Sono infatti cinquanta anni  che a Porto San Giorgio esiste questa “padella” e si possono contare sulle dita di una mano gli abitanti di questa bella città che non hanno mai partecipato, per un verso o per l’altro, alla “Festa del Mare”.

Si è voluto iniziare questa tradizionale festa della  terza domenica di Luglio, ricordando uno sciopero effettuato dal pescatori Sangiorgesi verso il finire del diciottesimo secolo per contrastare gli aumenti del prezzo esagerato  di cereali e frumentone, ebbero l’aiuto dei bottegai e dei  paesani che li  sostennero in ogni  maniera I pescatori, dopo essere stati per più di 40 giorni senza uscire a pesca, ripresero  la loro attività e la  sera, al ritorno  delle imbarcazioni,  la popolazione festeggiò l’avvenimento facendo una grande frittura.
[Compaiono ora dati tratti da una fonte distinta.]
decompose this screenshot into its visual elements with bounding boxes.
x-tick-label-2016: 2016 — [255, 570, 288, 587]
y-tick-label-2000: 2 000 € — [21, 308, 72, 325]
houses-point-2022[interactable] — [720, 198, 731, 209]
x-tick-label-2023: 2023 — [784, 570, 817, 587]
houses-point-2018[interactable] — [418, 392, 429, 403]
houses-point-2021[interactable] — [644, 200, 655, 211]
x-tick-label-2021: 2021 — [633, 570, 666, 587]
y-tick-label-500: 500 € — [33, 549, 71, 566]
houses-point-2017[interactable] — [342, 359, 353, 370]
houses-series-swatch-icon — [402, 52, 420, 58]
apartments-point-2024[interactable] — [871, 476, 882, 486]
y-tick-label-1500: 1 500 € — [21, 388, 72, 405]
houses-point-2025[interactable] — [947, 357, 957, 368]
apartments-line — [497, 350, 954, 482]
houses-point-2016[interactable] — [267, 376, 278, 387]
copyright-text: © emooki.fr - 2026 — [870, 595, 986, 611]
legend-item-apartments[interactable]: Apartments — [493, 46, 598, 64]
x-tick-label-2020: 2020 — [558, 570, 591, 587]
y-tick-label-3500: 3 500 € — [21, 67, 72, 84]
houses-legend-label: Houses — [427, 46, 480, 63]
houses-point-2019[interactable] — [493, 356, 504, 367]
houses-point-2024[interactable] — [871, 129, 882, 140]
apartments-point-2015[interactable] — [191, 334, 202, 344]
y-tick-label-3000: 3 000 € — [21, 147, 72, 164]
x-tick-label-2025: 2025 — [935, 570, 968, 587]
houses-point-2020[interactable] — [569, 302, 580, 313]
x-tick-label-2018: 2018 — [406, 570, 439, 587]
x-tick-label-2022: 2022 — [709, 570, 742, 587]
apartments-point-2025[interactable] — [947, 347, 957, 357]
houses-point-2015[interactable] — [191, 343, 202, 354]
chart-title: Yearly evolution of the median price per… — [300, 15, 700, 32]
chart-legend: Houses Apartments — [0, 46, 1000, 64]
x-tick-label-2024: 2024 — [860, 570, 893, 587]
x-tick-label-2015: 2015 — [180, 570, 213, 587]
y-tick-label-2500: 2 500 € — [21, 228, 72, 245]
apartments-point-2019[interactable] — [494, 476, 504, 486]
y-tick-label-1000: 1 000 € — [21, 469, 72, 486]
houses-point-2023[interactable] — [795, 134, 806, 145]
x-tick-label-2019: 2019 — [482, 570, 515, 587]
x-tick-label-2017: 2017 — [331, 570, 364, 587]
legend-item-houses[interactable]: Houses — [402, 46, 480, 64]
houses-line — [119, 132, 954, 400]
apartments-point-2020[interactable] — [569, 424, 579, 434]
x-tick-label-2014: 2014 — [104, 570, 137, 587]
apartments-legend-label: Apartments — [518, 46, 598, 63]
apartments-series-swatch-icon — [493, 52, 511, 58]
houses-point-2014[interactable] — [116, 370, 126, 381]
“La padella” ha delle misure fuori dal comune, ci azzarderemo a dire da “Guinnes dei primati”; il manico misura circa 8 metri; il diametro del fondo è di 4 metri mentre l’orlo misura 6 mt; all’interno vengono versati 1000 litri di olio che viene portato alla temperatura di 180° da 32 becchi di cento fuochi ognuno  che sviluppano 360.000 Kcal/h; in circa 3 ore vengono fritti oltre 1000 Kg.  di calamaretti della migliore qualità ed occorrono 35 persone per in funzionamento (infarinatura- friggitura - distribuzione).

La padella ha viaggiato molto;  è stata in Germania, Austria, Svizzera e in molte località italiane quali, Roncone nel Trentino, Amelia, Fano, Ascoli Piceno, Ladispoli, Fiumicino, Staffolo, Ancona, Senigallia, Colmurano, Roseto degli Abruzzi, Riccione, Bastia Umbra (Pg) in occasione della“FieraAgriUmbria” Nel dicembre del 2006 è stata una della attrattive nella  trasmissione in diretta Theleton, rappresentando degnamente le Marche.